Since the end of season 2, Dean has killed the woman who tried to murder Desna, gotten a gambling problem, dealt with Virginia’s shooting and her calling off their engagement, and seen his estranged father (Glynn Turman from House of Lives) come back into his life. There’s always something going on, usually huge and often violent, and that’s a challenge for any actor. Harold, however, hasn’t just taken all of the twists and turns in stride; he loves the unpredictability.
“That keeps me on my toes. That keeps me doing the thing that I love to do, figuring out the puzzle of human beings and then trying to live in that skin,” he said. “The one thing I do think about the show is that it feels like it’s evolved. But I feel like it’s always kind of been the same [as well],” he told us. “These really grounded people rooted in who they are, in these really crazy and obscure circumstances, but things that feel really topical. That, I feel, carries out all the way through.
“In season three, we’re dealing with addiction. For Dean, it’s a Mahjong addiction…You get to a place where you just kind of throw your life away.”

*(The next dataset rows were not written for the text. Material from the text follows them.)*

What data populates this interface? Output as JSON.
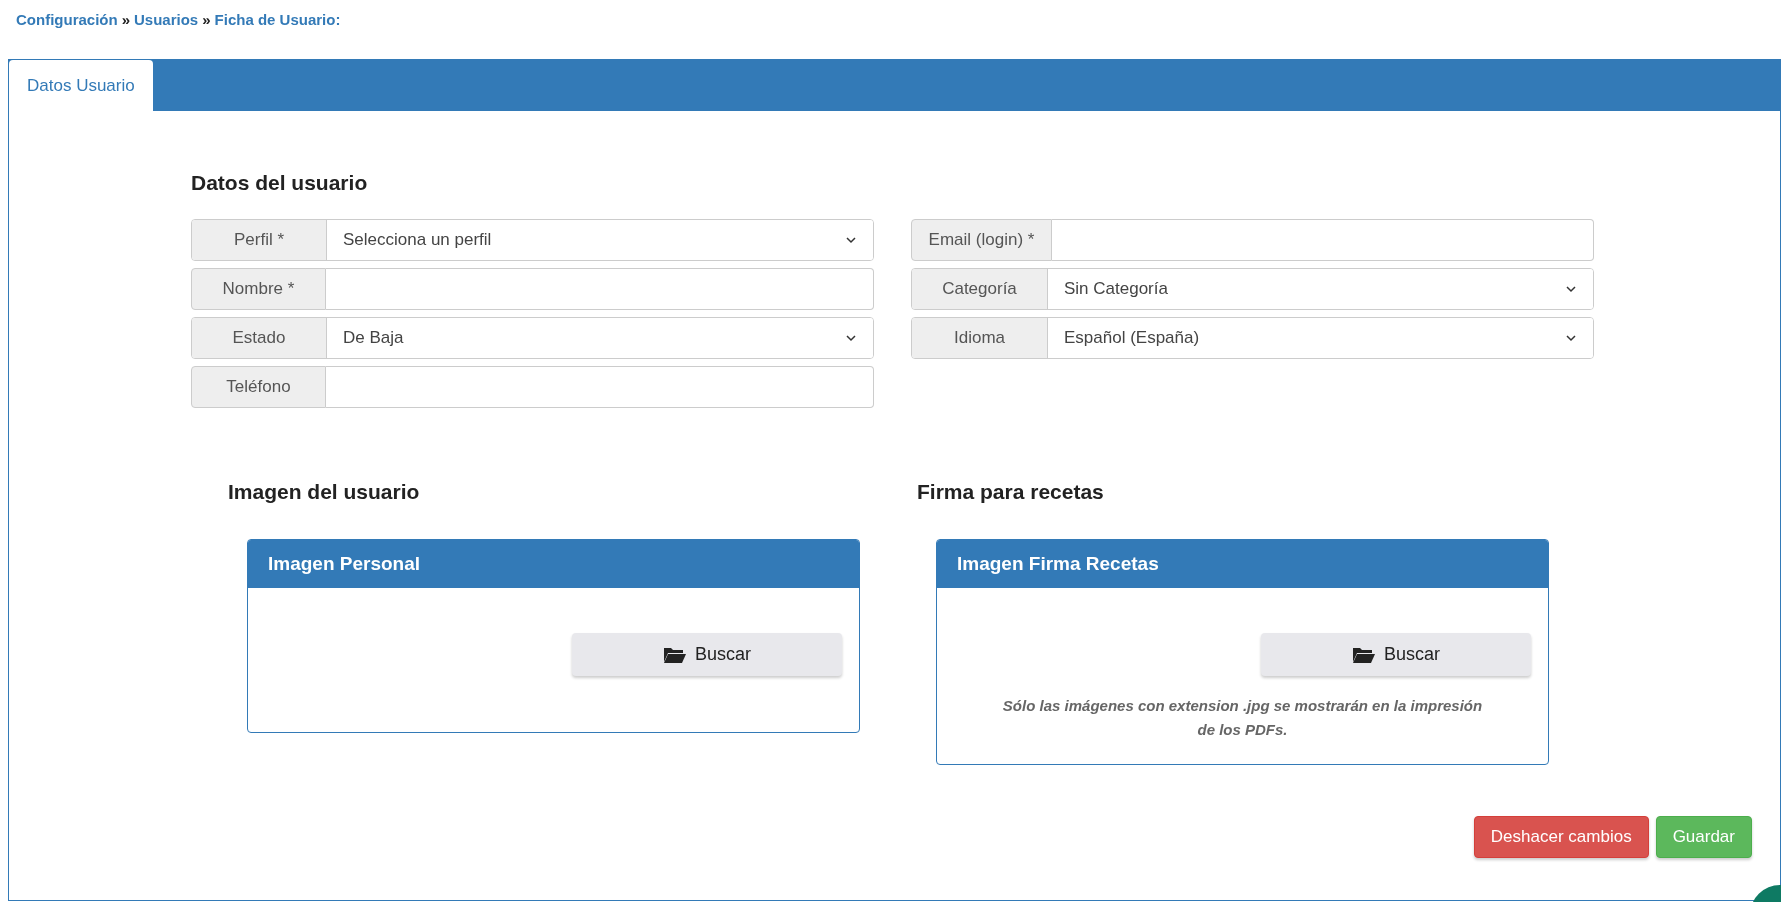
{
  "breadcrumb": [
    {
      "label": "Configuración",
      "kind": "link"
    },
    {
      "label": "»",
      "kind": "separator"
    },
    {
      "label": "Usuarios",
      "kind": "link"
    },
    {
      "label": "»",
      "kind": "separator"
    },
    {
      "label": "Ficha de Usuario:",
      "kind": "link"
    }
  ],
  "tabs": [
    {
      "label": "Datos Usuario",
      "selected": true
    }
  ],
  "user_section": {
    "title": "Datos del usuario",
    "left_fields": [
      {
        "label": "Perfil *",
        "kind": "select",
        "value": "Selecciona un perfil"
      },
      {
        "label": "Nombre *",
        "kind": "input"
      },
      {
        "label": "Estado",
        "kind": "select",
        "value": "De Baja"
      },
      {
        "label": "Teléfono",
        "kind": "input"
      }
    ],
    "right_fields": [
      {
        "label": "Email (login) *",
        "kind": "input"
      },
      {
        "label": "Categoría",
        "kind": "select",
        "value": "Sin Categoría"
      },
      {
        "label": "Idioma",
        "kind": "select",
        "value": "Español (España)"
      }
    ]
  },
  "image_sections": [
    {
      "title": "Imagen del usuario",
      "panel_title": "Imagen Personal",
      "button": "Buscar"
    },
    {
      "title": "Firma para recetas",
      "panel_title": "Imagen Firma Recetas",
      "button": "Buscar",
      "note": "Sólo las imágenes con extension .jpg se mostrarán en la impresión de los PDFs."
    }
  ],
  "actions": [
    {
      "label": "Deshacer cambios",
      "kind": "danger"
    },
    {
      "label": "Guardar",
      "kind": "success"
    }
  ]
}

Dean still has plenty to work through whenever Claws season 4 begins. Will Virginia change her mind about no longer wanting to get married? Will his relationship with Desna calm down or could she manage to push him completely away? Could he just get a break somewhere with a lovely beverage? It’s almost mind-boggling to look back and see how far he’s come since the show’s first season, and exciting to look ahead at how much more he can accomplish. That’s because Harold has put so much effort into bringing Dean to life, and showing every nuance of who he is.
While on break from Claws, Harold recently had a recurring role as Detective Nick Armstrong on ABC’s The Rookie. It was a complete 180-degree turn to go from Dean to a seemingly straight-laced Los Angeles cop, and from a quirky crime drama to a more traditional show. “I like being that kind of likeable guy that then has an interesting turn,” he said, “But it was really different. I wasn’t really able to bring anything over from Claws to that.”
He knows the genre really well—his breakout role was on HBO’s prison drama Oz, he starred in the underrated The Unusuals, and he’s also appeared in a number of other crime dramas, including NBC’s Law & Order: SVU. But it says something that watching Harold Perrineau any of those shows isn’t like watching him play Dean Simms. Every time you watch him, you see something new and special, and Dean is the most unique role of his career.
“Dean is so really different than anything I’ve ever played,” Harold reflected. He’s also different from any other character in the TV crime drama genre—and hopefully Dean, and Harold, will get some recognition when Emmy nominations are announced.
All ten episodes of Claws season 3 are now available to stream on Hulu. Claws will return for season 4 on TNT in the future.